Suskind died Dec. 5 at the age of 80 from cancer complications. A native of New York City and a graduate of New York University and Yale University, he served as dean of undergraduate and graduate studies from 1971 until 1978, when he was appointed dean of Arts and Sciences. He served as dean until 1983 and was also the university’s first ombudsman.
He taught undergraduate and graduate students in genetics and biochemistry, and published widely in the fields of molecular biology and molecular genetics, including Gene Action, one of a series of Foundations of Modern Genetics books edited by Suskind and colleague Philip E. Hartman.

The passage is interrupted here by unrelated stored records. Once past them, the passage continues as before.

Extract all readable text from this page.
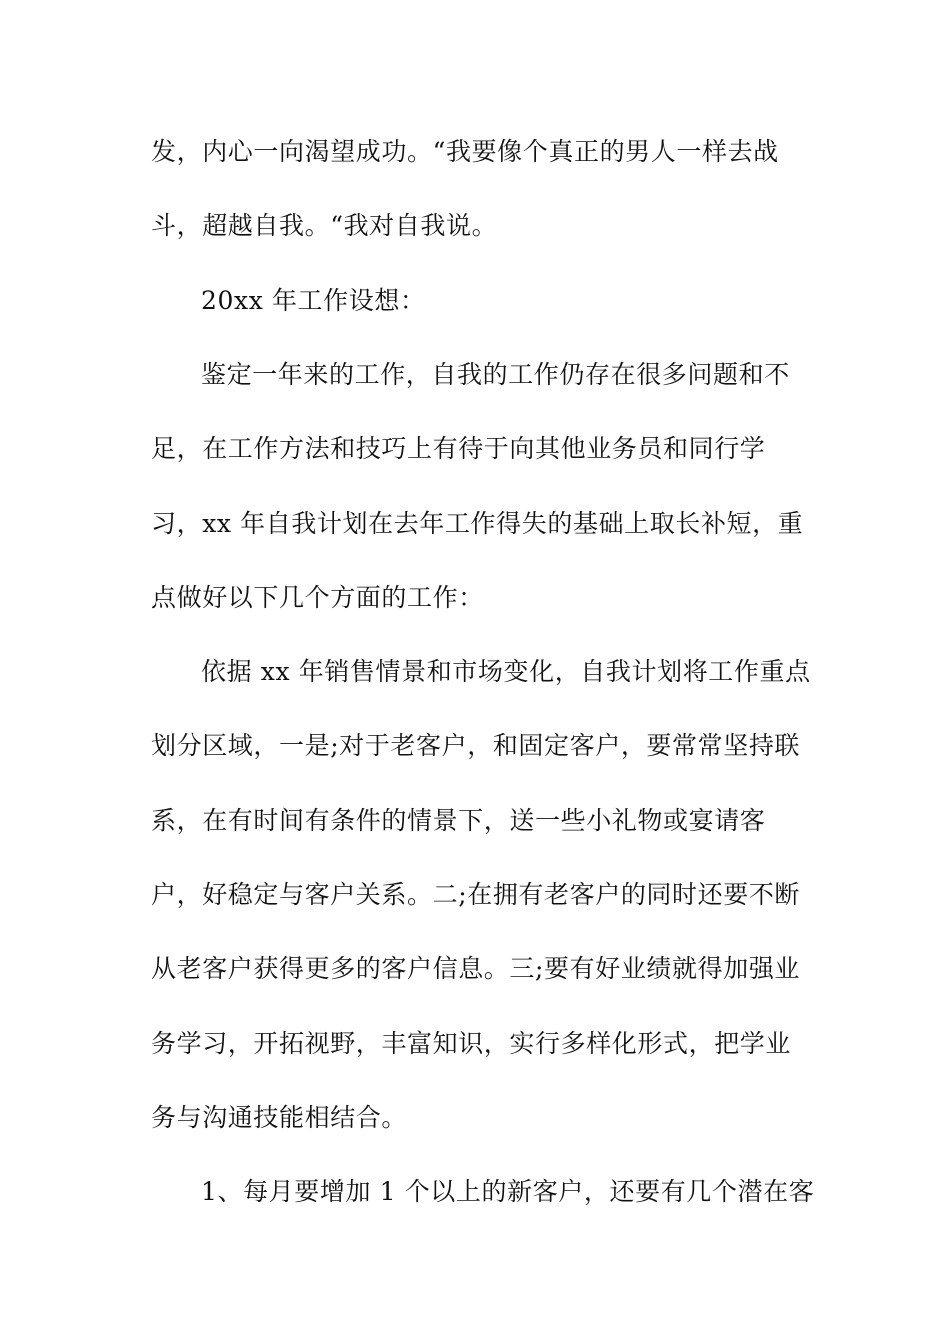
发，内心一向渴望成功。“我要像个真正的男人一样去战
斗，超越自我。“我对自我说。
20xx 年工作设想：
鉴定一年来的工作，自我的工作仍存在很多问题和不
足，在工作方法和技巧上有待于向其他业务员和同行学
习，xx 年自我计划在去年工作得失的基础上取长补短，重
点做好以下几个方面的工作：
依据 xx 年销售情景和市场变化，自我计划将工作重点
划分区域，一是;对于老客户，和固定客户，要常常坚持联
系，在有时间有条件的情景下，送一些小礼物或宴请客
户，好稳定与客户关系。二;在拥有老客户的同时还要不断
从老客户获得更多的客户信息。三;要有好业绩就得加强业
务学习，开拓视野，丰富知识，实行多样化形式，把学业
务与沟通技能相结合。
1、每月要增加 1 个以上的新客户，还要有几个潜在客
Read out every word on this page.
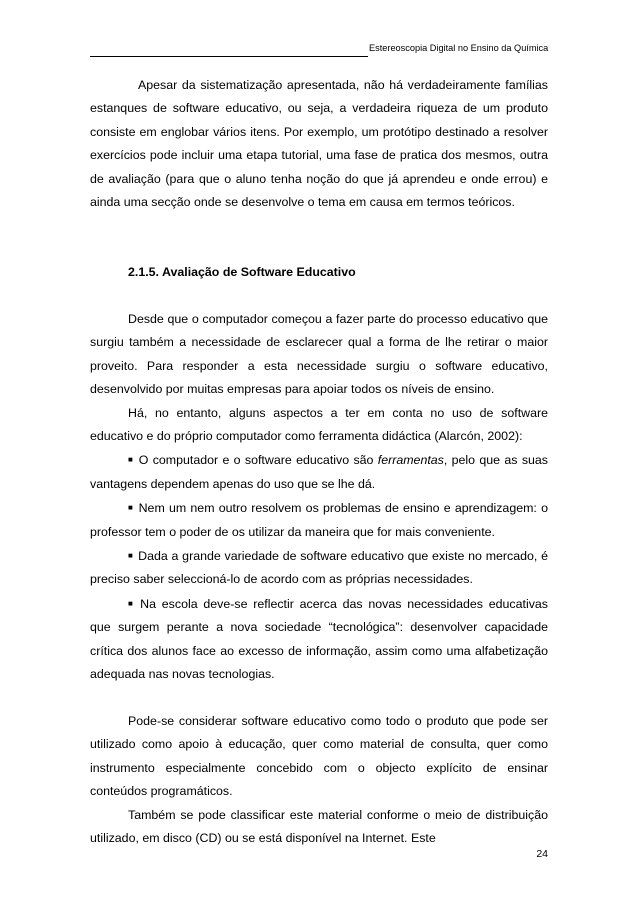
Estereoscopia Digital no Ensino da Química

Apesar da sistematização apresentada, não há verdadeiramente famílias estanques de software educativo, ou seja, a verdadeira riqueza de um produto consiste em englobar vários itens. Por exemplo, um protótipo destinado a resolver exercícios pode incluir uma etapa tutorial, uma fase de pratica dos mesmos, outra de avaliação (para que o aluno tenha noção do que já aprendeu e onde errou) e ainda uma secção onde se desenvolve o tema em causa em termos teóricos.

2.1.5. Avaliação de Software Educativo

Desde que o computador começou a fazer parte do processo educativo que surgiu também a necessidade de esclarecer qual a forma de lhe retirar o maior proveito. Para responder a esta necessidade surgiu o software educativo, desenvolvido por muitas empresas para apoiar todos os níveis de ensino.

Há, no entanto, alguns aspectos a ter em conta no uso de software educativo e do próprio computador como ferramenta didáctica (Alarcón, 2002):

■ O computador e o software educativo são ferramentas, pelo que as suas vantagens dependem apenas do uso que se lhe dá.

■ Nem um nem outro resolvem os problemas de ensino e aprendizagem: o professor tem o poder de os utilizar da maneira que for mais conveniente.

■ Dada a grande variedade de software educativo que existe no mercado, é preciso saber seleccioná-lo de acordo com as próprias necessidades.

■ Na escola deve-se reflectir acerca das novas necessidades educativas que surgem perante a nova sociedade “tecnológica”: desenvolver capacidade crítica dos alunos face ao excesso de informação, assim como uma alfabetização adequada nas novas tecnologias.

Pode-se considerar software educativo como todo o produto que pode ser utilizado como apoio à educação, quer como material de consulta, quer como instrumento especialmente concebido com o objecto explícito de ensinar conteúdos programáticos.

Também se pode classificar este material conforme o meio de distribuição utilizado, em disco (CD) ou se está disponível na Internet. Este

24
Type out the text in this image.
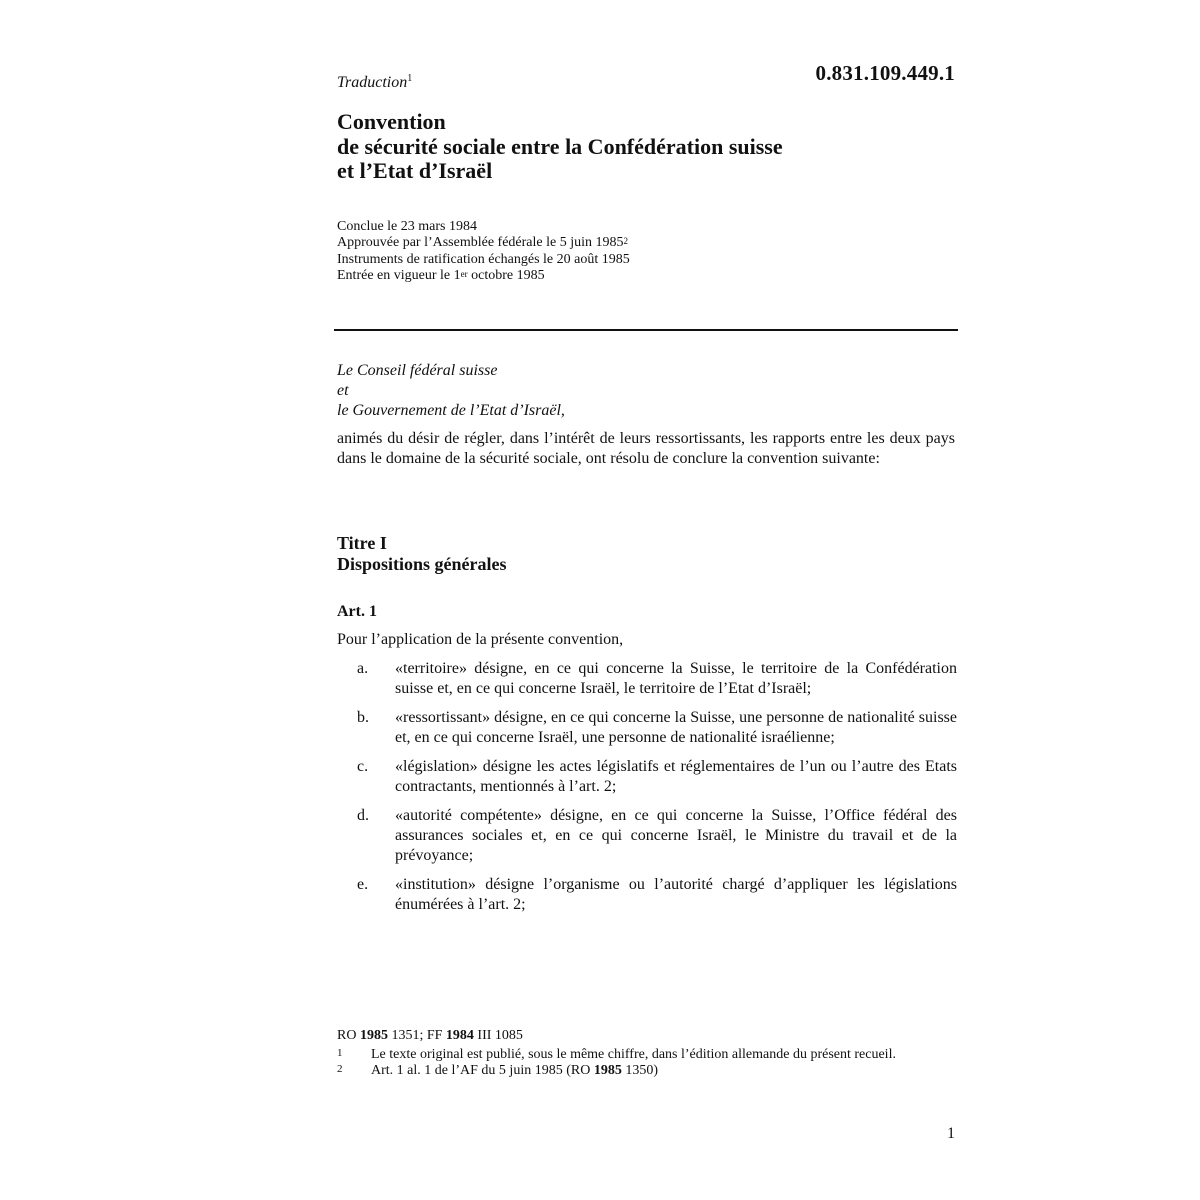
0.831.109.449.1
Traduction$^1$
Convention
de sécurité sociale entre la Confédération suisse
et l’Etat d’Israël
Conclue le 23 mars 1984
Approuvée par l’Assemblée fédérale le 5 juin 1985$^2$
Instruments de ratification échangés le 20 août 1985
Entrée en vigueur le 1er octobre 1985
Le Conseil fédéral suisse
et
le Gouvernement de l’Etat d’Israël,
animés du désir de régler, dans l’intérêt de leurs ressortissants, les rapports entre les deux pays dans le domaine de la sécurité sociale, ont résolu de conclure la convention suivante:
Titre I
Dispositions générales
Art. 1
Pour l’application de la présente convention,
a.	«territoire» désigne, en ce qui concerne la Suisse, le territoire de la Confédération suisse et, en ce qui concerne Israël, le territoire de l’Etat d’Israël;
b.	«ressortissant» désigne, en ce qui concerne la Suisse, une personne de nationalité suisse et, en ce qui concerne Israël, une personne de nationalité israélienne;
c.	«législation» désigne les actes législatifs et réglementaires de l’un ou l’autre des Etats contractants, mentionnés à l’art. 2;
d.	«autorité compétente» désigne, en ce qui concerne la Suisse, l’Office fédéral des assurances sociales et, en ce qui concerne Israël, le Ministre du travail et de la prévoyance;
e.	«institution» désigne l’organisme ou l’autorité chargé d’appliquer les législations énumérées à l’art. 2;
RO 1985 1351; FF 1984 III 1085
1	Le texte original est publié, sous le même chiffre, dans l’édition allemande du présent recueil.
2	Art. 1 al. 1 de l’AF du 5 juin 1985 (RO 1985 1350)
1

Suskind retired in 1991 and moved from Mount Washington to Kent County. He is survived by his wife, Ann, and their three sons and two grandchildren.
Forgione, 54, died Dec. 3 after being hospitalized with a meningococcal infection.
Twice a graduate of the Krieger School—she received her undergraduate degree in humanistic studies in 1974 and a doctorate in the history of art in 1993—she was a popular teacher, an active and highly regarded scholar, and a well-liked and admired member of the faculty. A former cataloger and research librarian at the Maryland Institute College of Art, Forgione also taught in the graduate MLA program.
She is survived by her husband, Michael Hill ’72, and their sons, Albert Michael Hill Jr., a senior at Wesleyan University, and Owen Forgione Hill, a freshman at Brown University.
On Jan. 10, Rhee, known as E.J., died from injuries sustained in a Dec. 28 car accident in Florida. Rhee was a graduate student specializing in theoretical particle physics. An enormously well-liked colleague, student, and teacher, Rhee was a promising young scholar and an outstanding teacher, who in 2006 won the Department of Physics and Astronomy’s Rowland Prize for Innovation and Excellence in Teaching.
As a memorial to Rhee, the department launched a fundraising initiative to name a teaching award in her honor.
Rhee had finished her classes and taken the general exam toward a doctorate in physics, working with faculty adviser David E. Kaplan. She had written one major paper with Kaplan and started work on another, which was to be a substantial part of her thesis. Rhee also was an avid photographer who dreamed of someday being a filmmaker.
A memorial service was held for her at the Bunting–Meyerhoff Interfaith Center in late January.